9. Make disagreements professional
Since many people have informal relationships with their families, it can sometimes lead to unprofessional behavior when disagreements occur. When you have disputes with your family members about business issues, consider treating the situation like any other professional disagreement. You can use the same language you might use if you were talking to your supervisor or employee at another company. This can help you resolve issues more easily. It can also ensure that you continue having a beneficial relationship with your family members.
10. Be grateful
It's often important to have a sense of gratitude when working with your family, especially if you're newer to the business. Consider how hard your family worked and remember that they're giving you a valuable opportunity. It's also good to remember that working with people you care about is a unique privilege. These considerations can help you treat your family with respect and make them feel valued.
11. Enjoy quality family time outside of work
When business is challenging or busy, families may spend all of their time together at work. To keep your relationship with your family enjoyable and rewarding, set aside some recreational time for your family. Consider taking a trip if work allows, or arrange family dinners or outings.

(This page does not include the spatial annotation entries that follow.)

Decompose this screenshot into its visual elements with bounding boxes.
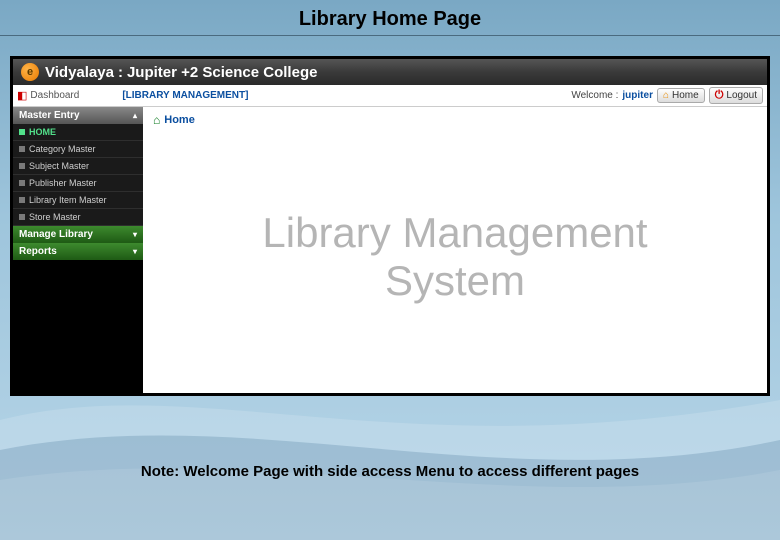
chevron-down-icon: ▾ [133, 230, 137, 239]
home-icon: ⌂ [153, 113, 160, 127]
title-bar: e Vidyalaya : Jupiter +2 Science College [13, 59, 767, 85]
sidebar-item-label: Store Master [29, 212, 81, 222]
home-icon: ⌂ [663, 90, 669, 101]
sidebar-item-category-master[interactable]: Category Master [13, 141, 143, 158]
sidebar-section-master[interactable]: Master Entry ▴ [13, 107, 143, 124]
slide-note: Note: Welcome Page with side access Menu… [0, 463, 780, 480]
app-window: e Vidyalaya : Jupiter +2 Science College… [10, 56, 770, 396]
dashboard-link[interactable]: Dashboard [30, 90, 79, 101]
logout-button-label: Logout [726, 90, 757, 101]
bullet-icon [19, 197, 25, 203]
slide-title: Library Home Page [0, 0, 780, 36]
bullet-icon [19, 146, 25, 152]
app-name: Vidyalaya [45, 64, 114, 81]
sidebar-item-label: HOME [29, 127, 56, 137]
sidebar-section-manage[interactable]: Manage Library ▾ [13, 226, 143, 243]
sidebar-item-library-item-master[interactable]: Library Item Master [13, 192, 143, 209]
sidebar-section-manage-label: Manage Library [19, 229, 93, 240]
chevron-down-icon: ▾ [133, 247, 137, 256]
sidebar-filler [13, 260, 143, 393]
sidebar-item-subject-master[interactable]: Subject Master [13, 158, 143, 175]
sidebar-section-reports-label: Reports [19, 246, 57, 257]
sidebar-item-publisher-master[interactable]: Publisher Master [13, 175, 143, 192]
content-area: ⌂ Home Library Management System [143, 107, 767, 393]
hero-area: Library Management System [153, 127, 757, 387]
bullet-icon [19, 180, 25, 186]
welcome-label: Welcome : [571, 90, 618, 101]
hero-line2: System [262, 257, 647, 305]
bullet-icon [19, 163, 25, 169]
sidebar-item-label: Library Item Master [29, 195, 107, 205]
dashboard-icon: ◧ [17, 89, 27, 102]
welcome-user-link[interactable]: jupiter [622, 90, 653, 101]
module-tag: [LIBRARY MANAGEMENT] [122, 90, 248, 101]
app-logo-icon: e [21, 63, 39, 81]
sidebar-item-label: Subject Master [29, 161, 89, 171]
sidebar-item-store-master[interactable]: Store Master [13, 209, 143, 226]
bullet-icon [19, 214, 25, 220]
hero-line1: Library Management [262, 209, 647, 257]
institution-name: Jupiter +2 Science College [127, 64, 318, 81]
bullet-icon [19, 129, 25, 135]
chevron-up-icon: ▴ [133, 111, 137, 120]
home-button[interactable]: ⌂ Home [657, 88, 705, 103]
breadcrumb-bar: ◧ Dashboard [LIBRARY MANAGEMENT] Welcome… [13, 85, 767, 107]
sidebar-item-home[interactable]: HOME [13, 124, 143, 141]
sidebar-section-master-label: Master Entry [19, 110, 80, 121]
breadcrumb-home-label: Home [164, 114, 195, 126]
logout-icon: ⏻ [715, 89, 724, 102]
home-button-label: Home [672, 90, 699, 101]
hero-text: Library Management System [262, 209, 647, 306]
sidebar-item-label: Publisher Master [29, 178, 97, 188]
sidebar-section-reports[interactable]: Reports ▾ [13, 243, 143, 260]
logout-button[interactable]: ⏻ Logout [709, 87, 763, 104]
title-separator: : [118, 64, 123, 81]
sidebar: Master Entry ▴ HOME Category Master Subj… [13, 107, 143, 393]
sidebar-item-label: Category Master [29, 144, 96, 154]
breadcrumb-home[interactable]: ⌂ Home [153, 113, 757, 127]
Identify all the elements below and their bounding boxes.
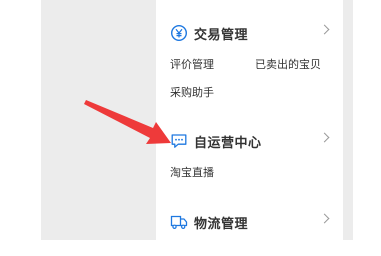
menu-item-purchase-assistant[interactable]: 采购助手 [170,84,214,100]
chat-bubble-icon [170,132,188,150]
right-edge-background [343,0,353,240]
bottom-margin [0,240,381,256]
menu-item-sold-items[interactable]: 已卖出的宝贝 [255,56,321,72]
truck-icon [170,213,188,231]
section-title: 物流管理 [194,216,249,232]
section-self-operation-center[interactable]: 自运营中心 [170,130,340,152]
menu-item-review-management[interactable]: 评价管理 [170,56,214,72]
chevron-right-icon [319,24,330,35]
section-trade-management[interactable]: 交易管理 [170,22,340,44]
left-sidebar-background [41,0,156,240]
chevron-right-icon [319,132,330,143]
section-title: 交易管理 [194,27,249,43]
section-logistics-management[interactable]: 物流管理 [170,211,340,233]
section-title: 自运营中心 [194,135,262,151]
yen-circle-icon [170,24,188,42]
seller-menu-panel: 交易管理 评价管理 已卖出的宝贝 采购助手 自运营中心 淘宝直播 物流管理 [156,0,343,240]
chevron-right-icon [319,213,330,224]
menu-item-taobao-live[interactable]: 淘宝直播 [170,164,214,180]
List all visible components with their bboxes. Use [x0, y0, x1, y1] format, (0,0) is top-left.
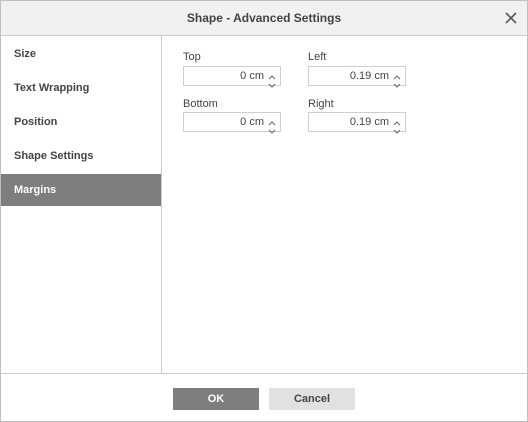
chevron-up-icon[interactable] — [391, 68, 403, 80]
margins-panel: Top Left Bottom Right — [162, 36, 527, 373]
sidebar-item-size[interactable]: Size — [1, 38, 161, 70]
left-label: Left — [308, 51, 327, 63]
left-margin-spinner — [308, 66, 406, 88]
top-label: Top — [183, 51, 201, 63]
chevron-down-icon[interactable] — [391, 77, 403, 88]
sidebar-item-shape-settings[interactable]: Shape Settings — [1, 140, 161, 172]
dialog-footer: OK Cancel — [1, 373, 527, 422]
cancel-button[interactable]: Cancel — [269, 388, 355, 410]
right-margin-input[interactable] — [309, 113, 393, 131]
chevron-up-icon[interactable] — [266, 68, 278, 80]
top-margin-input[interactable] — [184, 67, 268, 85]
bottom-label: Bottom — [183, 98, 218, 110]
sidebar-item-text-wrapping[interactable]: Text Wrapping — [1, 72, 161, 104]
close-icon[interactable] — [503, 10, 519, 26]
bottom-margin-spinner — [183, 112, 281, 134]
sidebar-item-margins[interactable]: Margins — [1, 174, 161, 206]
chevron-down-icon[interactable] — [266, 123, 278, 134]
dialog-header: Shape - Advanced Settings — [1, 1, 527, 36]
dialog-title: Shape - Advanced Settings — [186, 11, 342, 25]
settings-sidebar: Size Text Wrapping Position Shape Settin… — [1, 36, 162, 373]
chevron-down-icon[interactable] — [266, 77, 278, 88]
right-label: Right — [308, 98, 334, 110]
chevron-up-icon[interactable] — [391, 114, 403, 126]
chevron-down-icon[interactable] — [391, 123, 403, 134]
ok-button[interactable]: OK — [173, 388, 259, 410]
left-margin-input[interactable] — [309, 67, 393, 85]
sidebar-item-position[interactable]: Position — [1, 106, 161, 138]
bottom-margin-input[interactable] — [184, 113, 268, 131]
right-margin-spinner — [308, 112, 406, 134]
chevron-up-icon[interactable] — [266, 114, 278, 126]
top-margin-spinner — [183, 66, 281, 88]
advanced-settings-dialog: Shape - Advanced Settings Size Text Wrap… — [0, 0, 528, 422]
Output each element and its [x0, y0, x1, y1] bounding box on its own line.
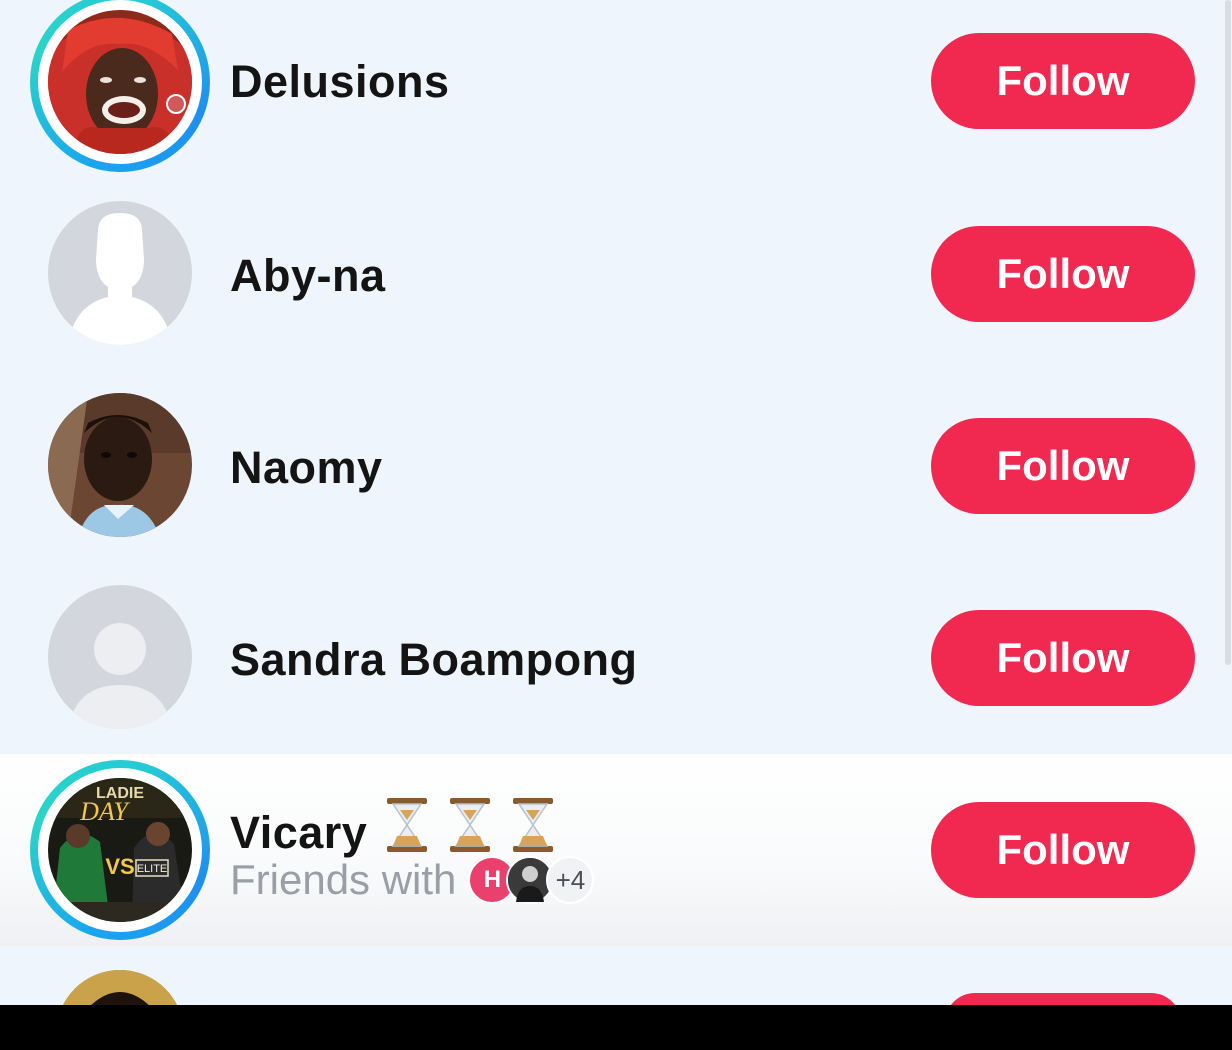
- user-row-vicary[interactable]: LADIE DAY VS ELITE Vicary Friends with H: [0, 754, 1232, 946]
- follow-button[interactable]: Follow: [931, 418, 1195, 514]
- poster-vs-text: VS: [105, 854, 134, 879]
- follow-button[interactable]: Follow: [931, 33, 1195, 129]
- story-ring[interactable]: LADIE DAY VS ELITE: [30, 760, 210, 940]
- avatar-partial: [56, 970, 184, 1005]
- username[interactable]: Vicary: [230, 796, 555, 865]
- username-text: Vicary: [230, 807, 368, 858]
- follow-button[interactable]: Follow: [931, 226, 1195, 322]
- mutual-friends-line[interactable]: Friends with H +4: [230, 856, 595, 904]
- username[interactable]: Delusions: [230, 56, 450, 108]
- hourglass-emoji: [385, 796, 555, 865]
- poster-elite-text: ELITE: [137, 863, 168, 875]
- more-friends-count: +4: [546, 856, 595, 904]
- scrollbar[interactable]: [1225, 0, 1231, 665]
- follow-button[interactable]: Follow: [931, 610, 1195, 706]
- user-row-sandra-boampong[interactable]: Sandra Boampong Follow: [0, 562, 1232, 754]
- default-avatar-silhouette-icon: [48, 201, 192, 345]
- user-row-naomy[interactable]: Naomy Follow: [0, 370, 1232, 562]
- avatar-delusions: [48, 10, 192, 154]
- follow-button-partial[interactable]: [945, 993, 1181, 1005]
- bottom-bar: [0, 1005, 1232, 1050]
- user-row-aby-na[interactable]: Aby-na Follow: [0, 178, 1232, 370]
- friends-with-label: Friends with: [230, 856, 457, 903]
- poster-day-text: DAY: [79, 797, 130, 826]
- user-row-delusions[interactable]: Delusions Follow: [0, 0, 1232, 178]
- username[interactable]: Aby-na: [230, 250, 386, 302]
- avatar-vicary-poster: LADIE DAY VS ELITE: [48, 778, 192, 922]
- default-avatar-person-icon: [48, 585, 192, 729]
- username[interactable]: Naomy: [230, 442, 383, 494]
- story-ring[interactable]: [30, 0, 210, 172]
- avatar-naomy: [48, 393, 192, 537]
- follow-button[interactable]: Follow: [931, 802, 1195, 898]
- username[interactable]: Sandra Boampong: [230, 634, 638, 686]
- suggested-accounts-list: Delusions Follow Aby-na Follow Naomy Fol…: [0, 0, 1232, 1005]
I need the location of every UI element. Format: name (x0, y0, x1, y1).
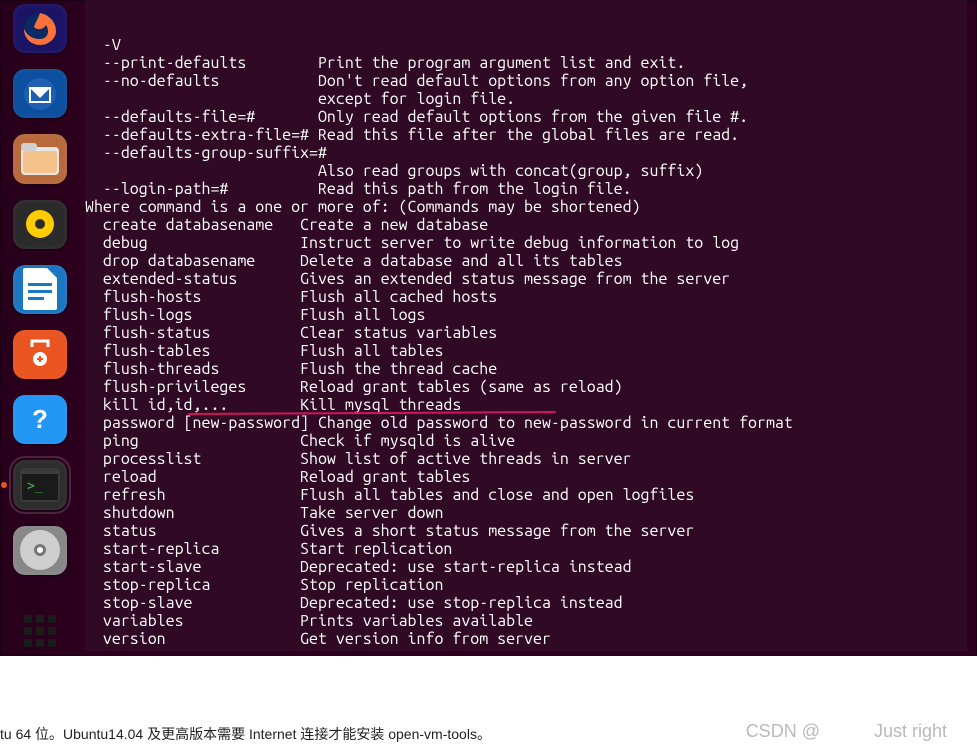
terminal-line: stop-replica Stop replication (85, 576, 967, 594)
terminal-line: flush-privileges Reload grant tables (sa… (85, 378, 967, 396)
firefox-icon[interactable] (13, 4, 67, 53)
terminal-line: variables Prints variables available (85, 612, 967, 630)
terminal-line: ping Check if mysqld is alive (85, 432, 967, 450)
terminal-window[interactable]: -V --print-defaults Print the program ar… (85, 0, 967, 651)
terminal-line: create databasename Create a new databas… (85, 216, 967, 234)
terminal-line: drop databasename Delete a database and … (85, 252, 967, 270)
terminal-icon[interactable]: >_ (13, 460, 67, 509)
terminal-line: start-replica Start replication (85, 540, 967, 558)
footer-note: tu 64 位。Ubuntu14.04 及更高版本需要 Internet 连接才… (0, 724, 491, 744)
terminal-line: flush-hosts Flush all cached hosts (85, 288, 967, 306)
terminal-line: --login-path=# Read this path from the l… (85, 180, 967, 198)
terminal-line: --no-defaults Don't read default options… (85, 72, 967, 90)
terminal-line: refresh Flush all tables and close and o… (85, 486, 967, 504)
terminal-line: --defaults-group-suffix=# (85, 144, 967, 162)
terminal-line: processlist Show list of active threads … (85, 450, 967, 468)
terminal-line: --defaults-file=# Only read default opti… (85, 108, 967, 126)
files-icon[interactable] (13, 134, 67, 183)
terminal-line: except for login file. (85, 90, 967, 108)
terminal-line: -V (85, 36, 967, 54)
show-applications-icon[interactable] (13, 607, 67, 656)
watermark: CSDN @ Just right (746, 721, 947, 742)
terminal-line: Also read groups with concat(group, suff… (85, 162, 967, 180)
terminal-output: -V --print-defaults Print the program ar… (85, 36, 967, 648)
terminal-line: status Gives a short status message from… (85, 522, 967, 540)
disc-icon[interactable] (13, 526, 67, 575)
terminal-line: password [new-password] Change old passw… (85, 414, 967, 432)
desktop-screen: ? >_ -V --print-defaults Print the progra… (0, 0, 977, 656)
terminal-line: stop-slave Deprecated: use stop-replica … (85, 594, 967, 612)
dock: ? >_ (0, 0, 80, 656)
rhythmbox-icon[interactable] (13, 200, 67, 249)
terminal-line: flush-logs Flush all logs (85, 306, 967, 324)
svg-text:?: ? (32, 404, 48, 434)
thunderbird-icon[interactable] (13, 69, 67, 118)
terminal-line: version Get version info from server (85, 630, 967, 648)
terminal-line: flush-tables Flush all tables (85, 342, 967, 360)
terminal-line: Where command is a one or more of: (Comm… (85, 198, 967, 216)
svg-text:>_: >_ (27, 479, 43, 494)
terminal-line: extended-status Gives an extended status… (85, 270, 967, 288)
terminal-line: reload Reload grant tables (85, 468, 967, 486)
libreoffice-writer-icon[interactable] (13, 265, 67, 314)
terminal-line: --print-defaults Print the program argum… (85, 54, 967, 72)
help-icon[interactable]: ? (13, 395, 67, 444)
terminal-line: --defaults-extra-file=# Read this file a… (85, 126, 967, 144)
terminal-line: flush-status Clear status variables (85, 324, 967, 342)
terminal-line: flush-threads Flush the thread cache (85, 360, 967, 378)
terminal-line: start-slave Deprecated: use start-replic… (85, 558, 967, 576)
software-center-icon[interactable] (13, 330, 67, 379)
terminal-line: shutdown Take server down (85, 504, 967, 522)
terminal-line: debug Instruct server to write debug inf… (85, 234, 967, 252)
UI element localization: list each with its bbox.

These activities can help you and your family prevent burnout and can ensure you maintain productivity and positivity at work.
12. Create clear roles
Family businesses often require a management structure, like other businesses. Certain family dynamics can make distinctions between roles less clear, which may lead to confusion over duties and authority. To prevent this, it's often beneficial to create a straightforward hierarchy of positions and responsibilities that operates like any traditional management system. This can help employees understand their roles and complete tasks and ensure that both family and non-family members follow the same rules.
13. Respect departures
Sometimes, a family member may decide to leave the business and look for work elsewhere. This can be challenging, especially if you had plans to pass responsibilities on to them. It's often important to allow your family members the freedom to leave the company and to treat it like a professional resignation. This can help you avoid disputes and ensure you continue to have a healthy relationship with all members of your family.
14. Find independent advice
Since many people have close relationships with their families, they may share many of the same opinions about their business. This can sometimes prevent them from recognizing weaknesses in their operations or pursuing change. In these cases, it's beneficial to look for advice from an independent professional outside the family. These individuals may help you improve your business model, invest in new technologies or identify new opportunities for growth.
15. Find time away from family
People who work in family businesses often spend much of their time around their family members. This may lead to increased tension, which can create obstacles for the business in the long term. To avoid this, consider setting aside time to spend with friends.
16. Understand changing dynamics
If you work with your children or younger family members, their roles may change. For example, they may become eligible for leadership positions or higher-paying roles. Make sure you provide opportunities for growth and treat them like regular employees. This can help ensure they stay with the company for many years.